Boost for Fight against HIV/AIDS


The fight against the spread of HIV/AIDS has been boosted with the allocation of $38.8 million to the AIDS/STD Programme, which is being implemented by the Ministry of Health.
As set out in the 2007/2008 Estimates of Expenditure, now before the House of Representatives, the money will be used to continue the control of HIV/STD infections as well as reduce the transmission of the disease, while improving the health status of Jamaicans.
The programme, which started in May 1999, is a joint venture between the Ministry and the United States Agency for International Development (USAID).

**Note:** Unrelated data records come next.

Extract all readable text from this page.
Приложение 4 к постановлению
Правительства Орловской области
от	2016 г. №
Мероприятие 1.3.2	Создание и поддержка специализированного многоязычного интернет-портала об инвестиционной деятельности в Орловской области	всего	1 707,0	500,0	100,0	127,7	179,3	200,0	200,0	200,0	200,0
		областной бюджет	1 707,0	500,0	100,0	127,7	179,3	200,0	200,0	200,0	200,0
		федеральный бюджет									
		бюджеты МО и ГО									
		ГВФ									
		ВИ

Targets outlined for the period 2007/08 include the continued strengthening of services in sexually transmitted infection (STI) clinics; the maintenance of HIV testing among sentinel groups in all parishes and offering of counselling; the improvement of laboratory efficiency; and, increased training for counsellors in collaboration with the University of the West Indies (UWI). High on the agenda for the year also, is the reduction of prenatal HIV/STI transmission and congenital syphilis and the improvement in contact investigator services. There are also plans to establish sustainable quality assurance and standard for HIV care.

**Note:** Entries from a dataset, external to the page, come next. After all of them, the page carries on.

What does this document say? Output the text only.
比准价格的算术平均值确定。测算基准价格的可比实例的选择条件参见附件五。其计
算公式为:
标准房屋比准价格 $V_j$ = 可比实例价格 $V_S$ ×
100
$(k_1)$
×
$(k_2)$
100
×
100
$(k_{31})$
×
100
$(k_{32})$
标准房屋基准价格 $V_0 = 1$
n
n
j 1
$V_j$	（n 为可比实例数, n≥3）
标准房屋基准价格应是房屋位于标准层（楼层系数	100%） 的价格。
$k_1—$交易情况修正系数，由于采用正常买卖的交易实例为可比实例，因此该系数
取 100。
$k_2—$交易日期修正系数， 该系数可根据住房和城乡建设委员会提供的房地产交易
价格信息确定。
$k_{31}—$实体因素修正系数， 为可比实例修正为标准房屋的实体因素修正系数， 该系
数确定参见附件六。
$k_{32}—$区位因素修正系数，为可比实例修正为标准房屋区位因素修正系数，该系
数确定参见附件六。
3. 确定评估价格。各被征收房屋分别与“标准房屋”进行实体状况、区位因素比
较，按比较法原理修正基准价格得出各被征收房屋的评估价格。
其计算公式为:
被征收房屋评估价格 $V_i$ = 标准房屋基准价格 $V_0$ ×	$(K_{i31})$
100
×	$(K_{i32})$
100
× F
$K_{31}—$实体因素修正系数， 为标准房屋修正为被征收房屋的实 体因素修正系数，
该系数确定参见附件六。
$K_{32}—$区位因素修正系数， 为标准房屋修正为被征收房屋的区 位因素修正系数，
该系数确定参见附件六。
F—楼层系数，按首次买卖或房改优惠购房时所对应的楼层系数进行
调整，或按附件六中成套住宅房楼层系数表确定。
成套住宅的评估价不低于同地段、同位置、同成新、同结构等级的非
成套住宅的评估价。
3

Under the programme so far, there have been a number of achievements such as, studies on sexual behaviour of high-risk groups and special surveys on HIV/STD; the development of guidelines and protocol for rapid HIV testing and the conducting of behaviour change community training for guidance counsellors and peer educators.

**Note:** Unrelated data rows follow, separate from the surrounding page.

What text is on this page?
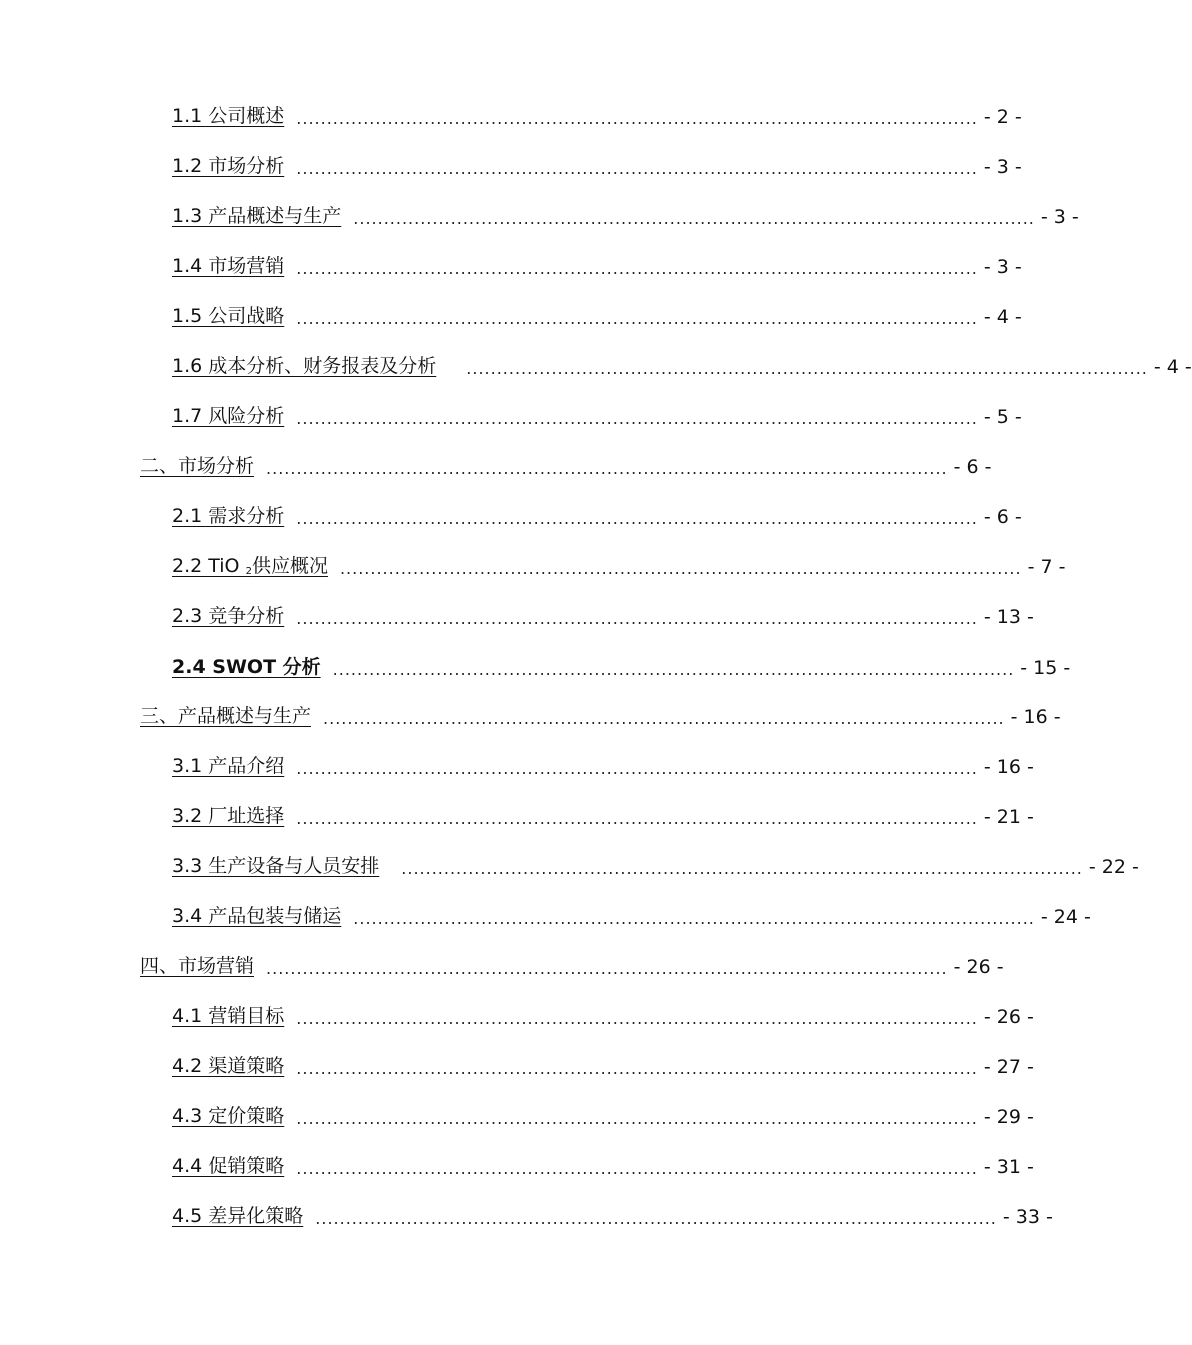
1.1 公司概述 ................................................................................................................ - 2 -
1.2 市场分析 ................................................................................................................ - 3 -
1.3 产品概述与生产 ................................................................................................................ - 3 -
1.4 市场营销 ................................................................................................................ - 3 -
1.5 公司战略 ................................................................................................................ - 4 -
1.6 成本分析、财务报表及分析	................................................................................................................ - 4 -
1.7 风险分析 ................................................................................................................ - 5 -
二、市场分析 ................................................................................................................ - 6 -
2.1 需求分析 ................................................................................................................ - 6 -
2.2 TiO 2供应概况 ................................................................................................................ - 7 -
2.3 竞争分析 ................................................................................................................ - 13 -
2.4 SWOT 分析 ................................................................................................................ - 15 -
三、产品概述与生产 ................................................................................................................ - 16 -
3.1 产品介绍 ................................................................................................................ - 16 -
3.2 厂址选择 ................................................................................................................ - 21 -
3.3 生产设备与人员安排	................................................................................................................ - 22 -
3.4 产品包装与储运 ................................................................................................................ - 24 -
四、市场营销 ................................................................................................................ - 26 -
4.1 营销目标 ................................................................................................................ - 26 -
4.2 渠道策略 ................................................................................................................ - 27 -
4.3 定价策略 ................................................................................................................ - 29 -
4.4 促销策略 ................................................................................................................ - 31 -
4.5 差异化策略 ................................................................................................................ - 33 -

A draft protocol for vaginal discharge study has also been completed, while a draft manual on antiretroviral theraphy, tuberculosis (TB) and home-based care was prepared.
In addition, to date, a million persons have been reached through the continuation of HIV/STI awareness efforts through the media and live positive campaigns, and some 300 children developed songs, skits, dance and poetry focusing on the theme: ‘Abstinence 100 per cent Safe’.
Ongoing activities include targeted media campaign, upgrading of Comprehensive Health Centre for STI services, counselling on HIV/STI help line, the procurement of HIV test kits for sentinel surveillance, updating websites for the National Programme and National AIDS Committee, and ensuring a safe blood supply through continued education.
Condom machines have been installed at the University of Technology (UTech), UWI, Caymanas Park and hotels in the western region of the island, while some 33,000 condoms have been distributed through summer party interventions. The South East Regional Health Authority (SERHA) has also distributed approximately 60,000 condoms.
Stemming from these initiatives, there has been a noticeable decrease in congenital syphilis and a reduction in multiple partners among men.